[libvirt] [PATCH 1/3] Domain events - primary implementation
Daniel P. Berrange
berrange at redhat.com
Wed Oct 15 20:49:06 UTC 2008
On Wed, Oct 15, 2008 at 04:26:40PM -0400, Ben Guthro wrote:
> I've been off implementing all of these changes, and I came across a point I
> would like to discuss, and get your opinion on.
>
> ...
> > In fat I think this scheme ought to let you do away with the mutex
> > locking completely. The contract for virConnectPtr dictates that
> > you are forbidden to use a single virConnectPtr object from more than
> > one thread at once, so if we're queueing & dispatching events from
> > and timeout handler, we shouldn't ever get a reentrancy/locking
> > problem.
>
> We potentially have a race condition for pulling data off the wire by the following functions:
>
> call()
> remoteDomainEventFired()
>
> These 2 functions lock on not the connection lock, but the
> private_data->lock.
>
> Since the remoteDomainEventFired() is called from a client app
> via HandleImpl - it has no knowledge of that the opaque pointer
> being passed is a conn.
>
> There is nothing constraining the EventImpl from making a callback
> while using a conn ptr in another thread.
>
> So - if that callback happens concurrent with an explicit use of
> the conn ptr bad things will happen.
Our threading rule is that a single virConnectPtr must only ever be
used one from thread. So if the application which registers for async
events knows that it will be using the connection from a different
thread than the main loop, it is supposed to open a 2nd virConnectPtr
object to deal with this.
This is a slightly tedious restriction to have, but I don't see a way
around it other than explicitly doing the work to make it safe for a
single virConnectPtr to be used from many threads.
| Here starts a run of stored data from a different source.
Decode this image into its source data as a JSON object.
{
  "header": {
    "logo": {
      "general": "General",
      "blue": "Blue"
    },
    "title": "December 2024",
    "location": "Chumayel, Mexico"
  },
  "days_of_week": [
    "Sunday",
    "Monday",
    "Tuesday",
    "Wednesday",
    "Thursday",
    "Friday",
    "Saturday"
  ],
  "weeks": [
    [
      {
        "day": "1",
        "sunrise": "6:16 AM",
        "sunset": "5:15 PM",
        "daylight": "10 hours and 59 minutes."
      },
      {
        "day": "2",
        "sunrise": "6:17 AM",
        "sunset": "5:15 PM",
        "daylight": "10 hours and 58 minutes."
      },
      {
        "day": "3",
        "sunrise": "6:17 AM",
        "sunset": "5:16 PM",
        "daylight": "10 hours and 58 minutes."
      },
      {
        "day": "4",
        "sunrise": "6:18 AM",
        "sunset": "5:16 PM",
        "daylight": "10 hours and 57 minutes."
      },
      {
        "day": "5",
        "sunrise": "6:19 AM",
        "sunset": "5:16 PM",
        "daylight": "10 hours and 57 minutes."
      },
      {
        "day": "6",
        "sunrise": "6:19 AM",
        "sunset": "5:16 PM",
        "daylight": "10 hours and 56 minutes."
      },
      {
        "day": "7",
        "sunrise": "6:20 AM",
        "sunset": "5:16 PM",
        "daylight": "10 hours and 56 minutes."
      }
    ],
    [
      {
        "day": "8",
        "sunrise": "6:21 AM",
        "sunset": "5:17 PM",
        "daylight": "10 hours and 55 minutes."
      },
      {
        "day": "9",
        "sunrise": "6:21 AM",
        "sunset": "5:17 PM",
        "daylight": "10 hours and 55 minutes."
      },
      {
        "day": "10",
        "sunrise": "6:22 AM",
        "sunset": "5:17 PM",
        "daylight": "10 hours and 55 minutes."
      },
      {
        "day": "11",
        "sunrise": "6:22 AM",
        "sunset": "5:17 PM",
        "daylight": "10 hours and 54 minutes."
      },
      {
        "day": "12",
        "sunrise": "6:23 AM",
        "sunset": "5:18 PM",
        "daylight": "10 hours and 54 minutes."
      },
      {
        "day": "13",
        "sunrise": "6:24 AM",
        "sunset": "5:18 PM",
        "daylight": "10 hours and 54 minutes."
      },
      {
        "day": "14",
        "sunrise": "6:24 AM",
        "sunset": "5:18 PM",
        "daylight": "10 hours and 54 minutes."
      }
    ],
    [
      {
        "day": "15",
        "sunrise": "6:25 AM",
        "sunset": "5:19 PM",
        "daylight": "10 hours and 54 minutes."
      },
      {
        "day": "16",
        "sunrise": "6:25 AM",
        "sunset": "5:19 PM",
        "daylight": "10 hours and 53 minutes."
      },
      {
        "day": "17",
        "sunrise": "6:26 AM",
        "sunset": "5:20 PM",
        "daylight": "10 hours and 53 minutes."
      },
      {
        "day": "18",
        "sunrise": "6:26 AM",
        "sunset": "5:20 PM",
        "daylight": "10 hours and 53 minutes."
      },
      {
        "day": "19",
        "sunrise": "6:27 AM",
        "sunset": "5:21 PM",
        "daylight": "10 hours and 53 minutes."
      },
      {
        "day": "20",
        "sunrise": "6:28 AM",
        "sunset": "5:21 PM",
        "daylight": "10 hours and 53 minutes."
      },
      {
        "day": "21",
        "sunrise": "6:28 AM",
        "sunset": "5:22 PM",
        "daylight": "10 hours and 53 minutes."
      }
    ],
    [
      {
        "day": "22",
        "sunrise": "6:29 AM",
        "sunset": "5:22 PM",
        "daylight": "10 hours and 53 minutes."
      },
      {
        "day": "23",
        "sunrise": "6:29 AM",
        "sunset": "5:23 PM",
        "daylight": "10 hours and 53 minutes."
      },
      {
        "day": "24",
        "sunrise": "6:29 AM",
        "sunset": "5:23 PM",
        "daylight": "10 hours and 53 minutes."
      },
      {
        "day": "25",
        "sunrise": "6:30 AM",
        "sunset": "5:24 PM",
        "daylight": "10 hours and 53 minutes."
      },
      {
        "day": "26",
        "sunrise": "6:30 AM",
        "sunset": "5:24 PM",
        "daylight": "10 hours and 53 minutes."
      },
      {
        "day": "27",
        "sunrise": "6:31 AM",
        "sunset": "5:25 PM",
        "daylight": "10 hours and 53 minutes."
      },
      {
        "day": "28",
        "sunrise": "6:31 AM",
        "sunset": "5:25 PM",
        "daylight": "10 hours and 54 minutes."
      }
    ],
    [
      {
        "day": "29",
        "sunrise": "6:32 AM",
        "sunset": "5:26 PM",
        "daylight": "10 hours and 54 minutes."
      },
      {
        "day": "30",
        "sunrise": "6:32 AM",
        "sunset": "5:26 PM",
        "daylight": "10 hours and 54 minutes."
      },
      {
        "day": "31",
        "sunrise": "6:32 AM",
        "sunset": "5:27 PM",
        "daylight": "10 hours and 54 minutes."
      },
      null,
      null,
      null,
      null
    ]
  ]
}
This woud thread
that we add explicit locking into all the internal drivers. The work
I'm doing to make QEMU / libvirtd properly threaded is a step towards
this possibility, though not sufficient on its own.
So if I'm understanding your scenario I think we can just document that
its the app's responsibility to ensure the event loop isn't running in
a separate thread from the code doing synchronous method calls. Even
without events, apps like virt-manager have to handle this todo allow
things like save/restore to be done in background safely.